19. Juli 2004

Feindbilder

Ein schöner, heisser Sonntag im Juli. Ich stehe neben dem geparkten Auto. Ein Bauer mit einem Heuwender rattert vorbei, schaut zweimal zurück.
Etwas später spaziere ich auf einem Feldweg. Plötzlich rast ein dunkler PW von der Hauptsrasse her quer über die Wiese auf mich zu. Ich bleibe beobachtend stehen. Der Bauer mit dem Heuwender springt aus dem Auto und vom Beifahrersitz aus ein etwa 25-jähriger Mann, vermutlich sein Sohn, mit grimmig-aggressivem Gesichtsausdruck. Der Alte schreit ein scharfes "Halt!", wie ein Wachtposten im Krieg, zwei Sekunden bevor geschossen wird. Die beiden kommen auf mich zu. Äusserlich und innerlich ruhig bewege ich mich nicht, bleibe locker aber konzentriert  und denke: "Jetzt wird sich zeigen, was mein jahrelanges Kampftraining im Ernstfall wert ist." Kurz taucht das Bild einer Intensivstation auf, in der ich langsam wieder zu Bewusstsein komme. "Ich habe Sie schon erkannt", ruft der Alte, schon ganz nahe, mit wilden Augen. Ich antworte energisch und leicht gereizt: "Ich darf wohl schon noch hier spazieren." Der Alte bleibt zwei Meter vor mir stehen, sein Sohn schräg hinter ihm, und schreit mit erregt stammelnder Stimme etwas Unverständliches von Kühen und Fotografieren. Ich sage, ich hätte ja gar keinen Fotoapparat bei mir. Er wird unsicher. "Kühe?" frage ich verwundert. Ja, sagt er, er habe die Kühe den ganzen Sommer jeden Tag draussen auf der Weide, aber sie hätten Schatten. Aus seinem erregten Gestotter kombiniere ich, dass er offenbar denkt, ich schleiche mich an, um seine Kühe, die bei dieser Wärme an der Sonne seien, zu fotografieren und eine Skandalgeschichte zu inszenieren. Die zuvor bedrohliche Situation ist einem ruhiger werdenden Gespräch gewichen. Ob mein T-Shirt mit dem Karate-Aufdruck auch dazu beigetragen hat, weiss ich nicht. Jedenfalls kann ich dem Bauer erklären, dass mich das sehr freut, dass er jeden Tag weide. Er reagiert mit einem ungläubigen, leisen "Wirklich?". Ein erstes, unsicheres Lächeln. "Ich gehe gegen jene vor, welche die Kühe nie aus dem Stall lassen", sage ich. Leise murmelt er: "Gibt es noch solche?" "Ja, allerdings, leider. Vorallem im Flachland, wo bis an die Stalltüre heran geackert wird. Ihre Kühe würde ich höchstens als Vorbild fotografieren." Wir fachsimpeln noch ein wenig über die Möglichkeit der Nachtweide bei heissem Wetter und fehlendem Schatten. Dann gehen wir wieder unsere Wege, wobei ich ihm noch den Ratschlag mitgab, er solle lernen, sich zu beherrschen. Auch wenn es anders gewesen wäre, hätte eine Schlägerei auf offenem Feld nichts genützt..

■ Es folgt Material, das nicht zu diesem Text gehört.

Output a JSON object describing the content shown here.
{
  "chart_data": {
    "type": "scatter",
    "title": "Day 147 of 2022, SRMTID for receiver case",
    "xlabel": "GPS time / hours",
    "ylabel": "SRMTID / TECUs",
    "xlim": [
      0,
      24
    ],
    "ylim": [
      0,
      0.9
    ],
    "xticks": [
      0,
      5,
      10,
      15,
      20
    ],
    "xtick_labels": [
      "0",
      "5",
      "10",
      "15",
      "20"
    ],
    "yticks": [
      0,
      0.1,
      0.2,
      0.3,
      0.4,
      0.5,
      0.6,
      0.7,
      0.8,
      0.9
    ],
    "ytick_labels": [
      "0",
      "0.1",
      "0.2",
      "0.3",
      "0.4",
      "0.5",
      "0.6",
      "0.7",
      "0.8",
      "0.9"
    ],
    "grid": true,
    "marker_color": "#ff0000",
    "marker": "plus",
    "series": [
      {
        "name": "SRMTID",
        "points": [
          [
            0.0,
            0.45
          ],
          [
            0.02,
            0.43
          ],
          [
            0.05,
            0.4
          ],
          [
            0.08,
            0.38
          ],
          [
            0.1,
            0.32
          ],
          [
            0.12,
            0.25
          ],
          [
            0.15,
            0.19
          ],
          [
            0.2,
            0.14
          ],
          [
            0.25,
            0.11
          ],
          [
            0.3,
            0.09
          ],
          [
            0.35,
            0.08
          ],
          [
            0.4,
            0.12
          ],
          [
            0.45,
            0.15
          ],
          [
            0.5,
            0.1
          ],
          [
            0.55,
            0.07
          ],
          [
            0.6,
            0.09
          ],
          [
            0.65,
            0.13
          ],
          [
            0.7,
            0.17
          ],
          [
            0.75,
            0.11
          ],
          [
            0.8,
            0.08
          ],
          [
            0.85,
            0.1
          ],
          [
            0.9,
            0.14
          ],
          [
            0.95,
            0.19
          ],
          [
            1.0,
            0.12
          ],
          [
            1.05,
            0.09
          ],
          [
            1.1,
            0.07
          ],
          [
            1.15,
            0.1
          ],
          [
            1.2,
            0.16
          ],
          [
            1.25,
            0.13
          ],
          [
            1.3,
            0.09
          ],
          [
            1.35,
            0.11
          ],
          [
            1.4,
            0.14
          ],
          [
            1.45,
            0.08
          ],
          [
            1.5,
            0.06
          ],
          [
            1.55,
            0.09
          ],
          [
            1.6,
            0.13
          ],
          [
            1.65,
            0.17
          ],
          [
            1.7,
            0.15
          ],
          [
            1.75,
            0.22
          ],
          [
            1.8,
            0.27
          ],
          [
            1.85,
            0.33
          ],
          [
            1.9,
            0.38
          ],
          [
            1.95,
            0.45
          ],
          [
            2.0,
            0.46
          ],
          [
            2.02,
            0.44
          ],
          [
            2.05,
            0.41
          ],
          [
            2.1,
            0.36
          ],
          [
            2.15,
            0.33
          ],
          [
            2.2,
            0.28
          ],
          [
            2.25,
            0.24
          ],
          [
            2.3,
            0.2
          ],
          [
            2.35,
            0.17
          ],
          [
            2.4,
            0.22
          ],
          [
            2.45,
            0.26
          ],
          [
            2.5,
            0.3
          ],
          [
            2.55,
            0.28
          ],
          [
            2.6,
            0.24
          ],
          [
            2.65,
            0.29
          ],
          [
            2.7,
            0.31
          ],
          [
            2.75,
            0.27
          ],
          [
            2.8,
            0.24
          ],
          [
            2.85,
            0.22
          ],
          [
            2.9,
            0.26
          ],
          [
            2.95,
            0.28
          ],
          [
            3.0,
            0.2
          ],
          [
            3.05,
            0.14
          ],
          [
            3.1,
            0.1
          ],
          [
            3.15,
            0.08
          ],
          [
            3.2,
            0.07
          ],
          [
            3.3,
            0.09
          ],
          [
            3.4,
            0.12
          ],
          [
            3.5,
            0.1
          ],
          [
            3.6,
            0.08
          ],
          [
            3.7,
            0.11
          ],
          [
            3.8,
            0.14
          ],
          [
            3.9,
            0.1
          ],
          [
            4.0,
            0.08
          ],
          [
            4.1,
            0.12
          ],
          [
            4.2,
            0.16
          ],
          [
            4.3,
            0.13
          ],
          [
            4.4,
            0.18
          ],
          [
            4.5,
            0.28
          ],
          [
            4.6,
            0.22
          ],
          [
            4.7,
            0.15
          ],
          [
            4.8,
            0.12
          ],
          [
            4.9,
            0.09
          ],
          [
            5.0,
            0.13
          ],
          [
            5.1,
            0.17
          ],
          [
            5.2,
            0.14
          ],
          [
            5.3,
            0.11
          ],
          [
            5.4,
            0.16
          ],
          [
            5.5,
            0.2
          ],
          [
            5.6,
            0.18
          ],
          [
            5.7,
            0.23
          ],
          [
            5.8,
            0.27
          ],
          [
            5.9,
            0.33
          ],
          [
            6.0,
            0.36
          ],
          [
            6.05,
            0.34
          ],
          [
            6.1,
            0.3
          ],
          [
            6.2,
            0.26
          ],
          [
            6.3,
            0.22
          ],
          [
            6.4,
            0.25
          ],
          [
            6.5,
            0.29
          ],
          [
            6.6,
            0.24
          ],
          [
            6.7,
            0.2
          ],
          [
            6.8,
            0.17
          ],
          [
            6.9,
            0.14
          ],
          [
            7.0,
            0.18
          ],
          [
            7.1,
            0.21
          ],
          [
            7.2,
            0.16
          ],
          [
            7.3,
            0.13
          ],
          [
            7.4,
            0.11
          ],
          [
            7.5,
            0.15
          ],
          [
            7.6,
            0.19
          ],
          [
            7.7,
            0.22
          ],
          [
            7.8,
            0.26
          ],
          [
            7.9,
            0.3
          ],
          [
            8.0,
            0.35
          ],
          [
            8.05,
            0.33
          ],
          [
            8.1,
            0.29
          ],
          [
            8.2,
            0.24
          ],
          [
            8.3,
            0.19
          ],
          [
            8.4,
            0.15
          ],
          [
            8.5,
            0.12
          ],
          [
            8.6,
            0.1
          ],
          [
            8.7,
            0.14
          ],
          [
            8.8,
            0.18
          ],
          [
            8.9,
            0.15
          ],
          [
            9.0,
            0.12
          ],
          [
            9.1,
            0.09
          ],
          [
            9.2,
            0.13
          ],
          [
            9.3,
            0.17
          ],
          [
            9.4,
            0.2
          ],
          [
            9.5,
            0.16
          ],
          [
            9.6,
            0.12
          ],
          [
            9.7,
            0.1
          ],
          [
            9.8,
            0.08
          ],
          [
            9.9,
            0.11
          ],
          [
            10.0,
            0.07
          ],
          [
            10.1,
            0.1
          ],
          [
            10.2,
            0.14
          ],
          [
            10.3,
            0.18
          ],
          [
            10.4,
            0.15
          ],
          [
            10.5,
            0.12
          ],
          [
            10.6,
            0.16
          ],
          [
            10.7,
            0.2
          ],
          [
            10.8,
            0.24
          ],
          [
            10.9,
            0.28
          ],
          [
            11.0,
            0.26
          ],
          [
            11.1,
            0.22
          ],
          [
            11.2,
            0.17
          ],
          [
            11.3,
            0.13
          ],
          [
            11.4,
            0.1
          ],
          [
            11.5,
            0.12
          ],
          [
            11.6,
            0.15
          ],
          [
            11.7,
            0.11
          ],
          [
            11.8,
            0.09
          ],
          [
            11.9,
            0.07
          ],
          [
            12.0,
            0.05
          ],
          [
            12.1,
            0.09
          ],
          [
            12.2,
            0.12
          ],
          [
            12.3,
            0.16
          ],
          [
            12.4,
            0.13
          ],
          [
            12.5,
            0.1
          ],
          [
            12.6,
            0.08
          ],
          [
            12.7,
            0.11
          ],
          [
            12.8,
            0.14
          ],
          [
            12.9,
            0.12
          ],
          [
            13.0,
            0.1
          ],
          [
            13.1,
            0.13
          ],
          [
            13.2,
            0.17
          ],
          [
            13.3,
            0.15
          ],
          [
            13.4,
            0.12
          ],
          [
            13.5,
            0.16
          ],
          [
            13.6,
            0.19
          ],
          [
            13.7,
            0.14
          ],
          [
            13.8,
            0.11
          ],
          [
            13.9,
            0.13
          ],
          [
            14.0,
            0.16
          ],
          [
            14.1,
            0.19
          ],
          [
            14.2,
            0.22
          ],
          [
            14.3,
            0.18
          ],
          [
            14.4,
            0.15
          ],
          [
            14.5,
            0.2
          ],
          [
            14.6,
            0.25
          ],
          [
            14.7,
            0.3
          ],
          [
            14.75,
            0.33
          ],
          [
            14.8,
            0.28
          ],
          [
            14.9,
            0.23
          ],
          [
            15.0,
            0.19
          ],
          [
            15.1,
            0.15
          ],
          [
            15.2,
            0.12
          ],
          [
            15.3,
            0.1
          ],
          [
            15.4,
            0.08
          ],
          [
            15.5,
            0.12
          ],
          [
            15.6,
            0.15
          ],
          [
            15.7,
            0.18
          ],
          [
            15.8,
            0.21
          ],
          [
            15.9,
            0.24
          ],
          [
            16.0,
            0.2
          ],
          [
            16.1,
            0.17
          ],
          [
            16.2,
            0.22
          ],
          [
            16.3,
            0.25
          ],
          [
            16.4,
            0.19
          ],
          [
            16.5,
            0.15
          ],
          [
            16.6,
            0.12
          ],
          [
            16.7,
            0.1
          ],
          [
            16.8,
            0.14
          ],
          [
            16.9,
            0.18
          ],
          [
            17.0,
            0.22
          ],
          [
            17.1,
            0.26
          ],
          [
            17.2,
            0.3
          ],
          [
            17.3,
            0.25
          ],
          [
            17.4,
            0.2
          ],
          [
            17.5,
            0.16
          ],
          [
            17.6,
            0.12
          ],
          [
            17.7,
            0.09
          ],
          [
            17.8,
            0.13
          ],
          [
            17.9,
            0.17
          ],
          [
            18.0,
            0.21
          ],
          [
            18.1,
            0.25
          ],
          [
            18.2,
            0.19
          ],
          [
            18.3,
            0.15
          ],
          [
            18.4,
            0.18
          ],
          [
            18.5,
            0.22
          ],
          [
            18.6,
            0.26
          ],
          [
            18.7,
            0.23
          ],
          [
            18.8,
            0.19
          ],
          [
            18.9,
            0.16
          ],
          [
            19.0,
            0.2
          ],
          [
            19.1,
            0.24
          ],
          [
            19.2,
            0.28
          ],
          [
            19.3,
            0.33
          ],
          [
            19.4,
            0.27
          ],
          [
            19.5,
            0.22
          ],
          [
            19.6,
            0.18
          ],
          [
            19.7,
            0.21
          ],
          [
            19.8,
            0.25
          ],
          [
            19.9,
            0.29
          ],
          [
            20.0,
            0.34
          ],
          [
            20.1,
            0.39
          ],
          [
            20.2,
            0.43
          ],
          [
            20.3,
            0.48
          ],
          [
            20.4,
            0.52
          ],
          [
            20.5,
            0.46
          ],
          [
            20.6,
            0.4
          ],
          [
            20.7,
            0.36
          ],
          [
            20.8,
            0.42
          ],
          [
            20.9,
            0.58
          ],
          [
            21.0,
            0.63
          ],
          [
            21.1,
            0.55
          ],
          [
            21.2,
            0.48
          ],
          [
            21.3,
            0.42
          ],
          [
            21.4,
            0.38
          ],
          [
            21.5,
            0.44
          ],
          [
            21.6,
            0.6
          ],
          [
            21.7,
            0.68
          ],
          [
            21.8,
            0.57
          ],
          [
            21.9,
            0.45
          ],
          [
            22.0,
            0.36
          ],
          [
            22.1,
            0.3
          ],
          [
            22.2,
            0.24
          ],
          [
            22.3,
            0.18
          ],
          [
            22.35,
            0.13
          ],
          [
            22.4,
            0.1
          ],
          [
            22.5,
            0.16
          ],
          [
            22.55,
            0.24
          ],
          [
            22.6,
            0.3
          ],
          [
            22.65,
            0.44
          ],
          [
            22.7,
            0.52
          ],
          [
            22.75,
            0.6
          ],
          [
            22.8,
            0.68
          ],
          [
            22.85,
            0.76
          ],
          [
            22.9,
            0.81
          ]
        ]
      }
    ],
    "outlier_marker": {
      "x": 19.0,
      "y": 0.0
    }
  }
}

Was mir an diesem Zwischenfall hauptsächlich zu denken gab, war weniger die mir schon lange bekannte rasche Gewaltbereitschaft vieler Bauern, sondern das merkwürdige Feinbild gegen mich. Da wird offensichtlich am Stammtisch über mich geflucht und ein Feindbild konstruiert, ohne die geringste Auseinandersetzung mit meinem tierschützerischen Anliegen. Ich glaube nicht, dass so die verfahrene und schwierige Situation der Landwirtschaft verbessert wird. Im Gegenteil.